The girl, who was in a wheelchair, died and was unable to attend school
Julia was fourteen years old and she had a dream: to study advertising graphics. Good Camilanese. This is the goal she clung to with all her might over the years as she tried to beat osteosarcoma, A rare tumor affected her bones, which led to the amputation of her leg, forcing her to sit in a wheelchair. And Julia died last Friday due to a sudden aggravation of the disease.
To achieve her goal, Julia has been completing an academic year with teachers based in the Department of Pediatric Oncology at the Milan Cancer Institute, an experiment organized by the nonprofit Parents Committee of Pediatric Oncology. She left without seeing her dream come true: neither of the two Milan art schools she tried to attend had yet accepted her application.
In this case, it is not Julia who loses, nor the pathology she was fighting against who wins: the losers are the school system and the right to study for people with disabilities: «With so much sadness in my heart I wonder how this happens. A girl could have died without being able to think even for a moment in September, with her friends and classmates, studying what she loved, drawings,” says Luca Pelizer, coordinator of the Pediatric Oncology Parents’ Committee, who supported the family in their high school enrollment practices. .

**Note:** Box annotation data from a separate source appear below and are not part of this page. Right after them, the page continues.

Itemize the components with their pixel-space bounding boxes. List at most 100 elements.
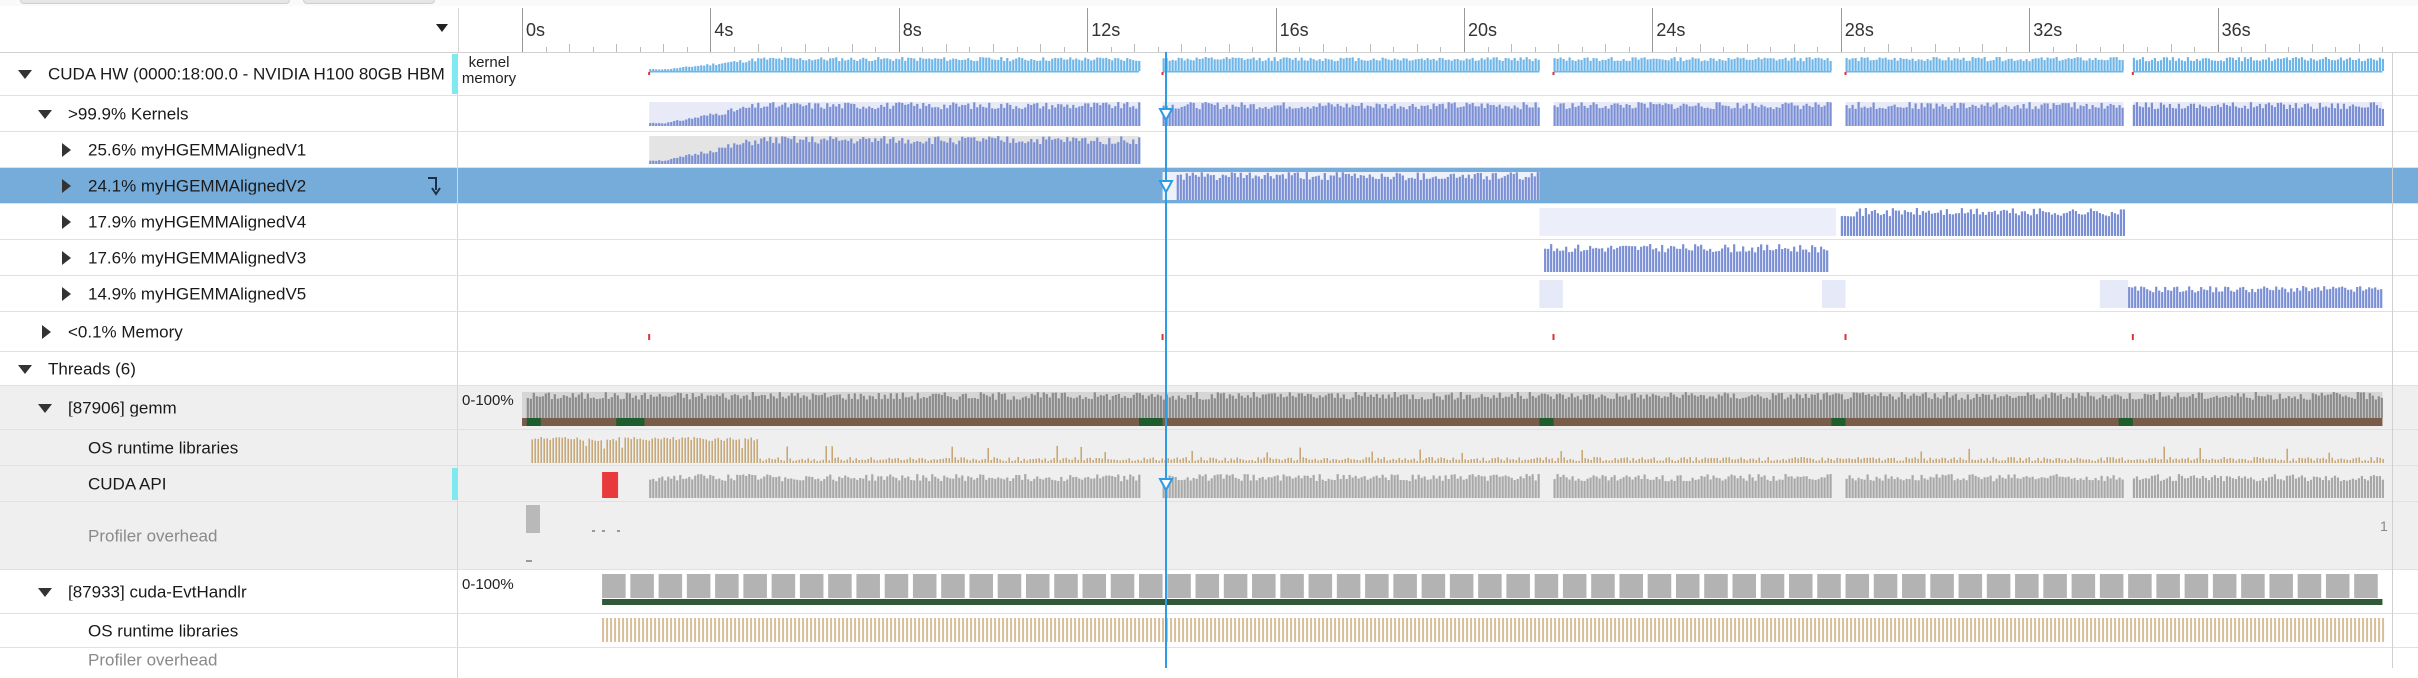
activity-bar	[1914, 103, 1917, 126]
osrt-call	[730, 618, 733, 642]
activity-bar	[2173, 287, 2176, 308]
activity-bar	[1860, 57, 1863, 71]
kernel-v2-track[interactable]	[522, 168, 2392, 204]
kernels-row[interactable]: >99.9% Kernels	[0, 96, 2418, 132]
osrt-track[interactable]	[522, 430, 2392, 466]
activity-bar	[526, 397, 529, 418]
expand-icon[interactable]	[62, 286, 71, 301]
activity-bar	[808, 59, 811, 71]
kernel-v3-track[interactable]	[522, 240, 2392, 276]
profiler2-row[interactable]: Profiler overhead	[0, 648, 2418, 678]
activity-bar	[1598, 248, 1601, 272]
gemm-thread-row[interactable]: [87906] gemm 0-100%	[0, 386, 2418, 430]
expand-icon[interactable]	[38, 109, 52, 119]
expand-icon[interactable]	[62, 214, 71, 229]
kernel-v2-row[interactable]: 24.1% myHGEMMAlignedV2	[0, 168, 2418, 204]
activity-bar	[1820, 58, 1823, 71]
expand-icon[interactable]	[18, 364, 32, 374]
cuda-api-row[interactable]: CUDA API	[0, 466, 2418, 502]
osrt-call	[1762, 618, 1765, 642]
activity-bar	[772, 142, 775, 164]
activity-bar	[982, 393, 985, 418]
activity-bar	[1912, 393, 1915, 418]
kernel-v5-row[interactable]: 14.9% myHGEMMAlignedV5	[0, 276, 2418, 312]
kernel-v1-track[interactable]	[522, 132, 2392, 168]
activity-bar	[1784, 102, 1787, 126]
activity-bar	[814, 479, 817, 498]
activity-bar	[1640, 479, 1643, 498]
activity-bar	[1501, 60, 1504, 71]
activity-bar	[1837, 393, 1840, 418]
osrt-call	[636, 439, 639, 463]
time-cursor[interactable]	[1165, 52, 1167, 668]
activity-bar	[685, 478, 688, 498]
activity-bar	[1231, 104, 1234, 126]
kernel-v1-row[interactable]: 25.6% myHGEMMAlignedV1	[0, 132, 2418, 168]
activity-bar	[1829, 474, 1832, 498]
evt-thread-row[interactable]: [87933] cuda-EvtHandlr 0-100%	[0, 570, 2418, 614]
activity-bar	[1219, 393, 1222, 418]
activity-bar	[1754, 480, 1757, 498]
activity-bar	[2234, 479, 2238, 498]
activity-bar	[2228, 57, 2232, 71]
osrt-call	[1458, 618, 1461, 642]
activity-bar	[730, 395, 733, 418]
activity-bar	[1018, 475, 1021, 498]
expand-icon[interactable]	[62, 142, 71, 157]
activity-bar	[2363, 107, 2367, 126]
activity-bar	[1613, 475, 1616, 498]
gemm-cpu-track[interactable]	[522, 386, 2392, 430]
toolbar-button-a[interactable]	[20, 0, 290, 4]
gpu-activity-track[interactable]	[522, 52, 2392, 96]
jump-icon[interactable]	[424, 176, 441, 196]
kernel-v4-track[interactable]	[522, 204, 2392, 240]
cuda-api-track[interactable]	[522, 466, 2392, 502]
osrt-call	[1089, 457, 1092, 463]
activity-bar	[1453, 399, 1456, 418]
rows-dropdown[interactable]	[0, 8, 459, 52]
activity-bar	[1321, 479, 1324, 498]
expand-icon[interactable]	[62, 250, 71, 265]
cpu-block	[997, 574, 1022, 598]
profiler-track[interactable]	[522, 502, 2392, 570]
kernel-v3-row[interactable]: 17.6% myHGEMMAlignedV3	[0, 240, 2418, 276]
memory-track[interactable]	[522, 312, 2392, 352]
toolbar-button-b[interactable]	[303, 0, 435, 4]
osrt2-track[interactable]	[522, 614, 2392, 648]
osrt-call	[723, 440, 726, 463]
activity-bar	[1360, 396, 1363, 418]
time-ruler[interactable]: 0s 4s 8s 12s 16s 20s 24s 28s 32s 36s	[522, 8, 2392, 52]
activity-bar	[1054, 138, 1057, 164]
osrt-call	[1008, 457, 1011, 463]
activity-bar	[661, 123, 664, 126]
activity-bar	[1565, 246, 1568, 272]
evt-cpu-track[interactable]	[522, 570, 2392, 614]
osrt-call	[722, 618, 725, 642]
osrt-row[interactable]: OS runtime libraries	[0, 430, 2418, 466]
activity-bar	[1266, 172, 1269, 200]
kernels-track[interactable]	[522, 96, 2392, 132]
activity-bar	[2246, 478, 2250, 498]
profiler-overhead-row[interactable]: Profiler overhead 1	[0, 502, 2418, 570]
activity-bar	[1429, 59, 1432, 71]
memory-row[interactable]: <0.1% Memory	[0, 312, 2418, 352]
gpu-row[interactable]: CUDA HW (0000:18:00.0 - NVIDIA H100 80GB…	[0, 52, 2418, 96]
expand-icon[interactable]	[62, 178, 71, 193]
activity-bar	[1805, 103, 1808, 126]
activity-bar	[997, 108, 1000, 126]
osrt-call	[594, 440, 597, 463]
activity-bar	[703, 153, 706, 164]
expand-icon[interactable]	[42, 324, 51, 339]
expand-icon[interactable]	[38, 587, 52, 597]
kernel-v4-row[interactable]: 17.9% myHGEMMAlignedV4	[0, 204, 2418, 240]
osrt2-row[interactable]: OS runtime libraries	[0, 614, 2418, 648]
kernel-v5-track[interactable]	[522, 276, 2392, 312]
expand-icon[interactable]	[18, 69, 32, 79]
activity-bar	[1240, 102, 1243, 126]
threads-row[interactable]: Threads (6)	[0, 352, 2418, 386]
activity-bar	[1210, 394, 1213, 418]
activity-bar	[2097, 107, 2100, 126]
activity-bar	[538, 396, 541, 418]
activity-bar	[1393, 103, 1396, 126]
expand-icon[interactable]	[38, 403, 52, 413]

Not wanting to “get used to” these answers, Peliszer adds: “In 17 years we’ve never seen such a case.” like Julia’s parentswhat they are He was devastated by grief, made worse by the fact that they had not expected to experience the ordeal of their daughter attending school.. After all they lived with her in and out of hospitals in recent years. “I wonder – reflects Belisaire – how in Milan and Lombardy in 2023 it is not possible to guarantee that the disabled will go to school. This is while Article 34 of the constitution states that “the school is open to all”. Perhaps the problem lies precisely in implementing the dictates of the various branches of the state ».
The refusal of a fourteen-year-old girl, confined to a wheelchair after an operation to survive cancer, from two schools in the Lombard capital is symbolic of how the implementation of the rights of people with disabilities and the right to study has failed.Despite regional, national and international laws in this regard. “We told her to trust, and the institutions are trying to make those schools inclusive. I am ashamed to tell you this, – Pellizzari admits. I remember her eyes, her disappointment, and she died knowing she wasn’t accepted into high school.” Dealing with children’s illness is a tragedy for the whole family: Doctors do their part, supported by third sector entities “who keep hope alive in boys by bringing school to hospital, but also many One of the educational and recreational initiatives that allow, during care, to keep people next to us who keep the light of hope burning.”
For young people affected by cancer and the treatment process, the prospect of returning to a life that has been undermined by the disease is essential. This Julia refused. The hope is that the 57.55 million Pnrr (Plan National Recovery and Resilience) earmarked in Lombardy for social inclusion projects for people with disabilities will allow boys and girls like Julia not to be heard saying no in the face of the truth and your dreams.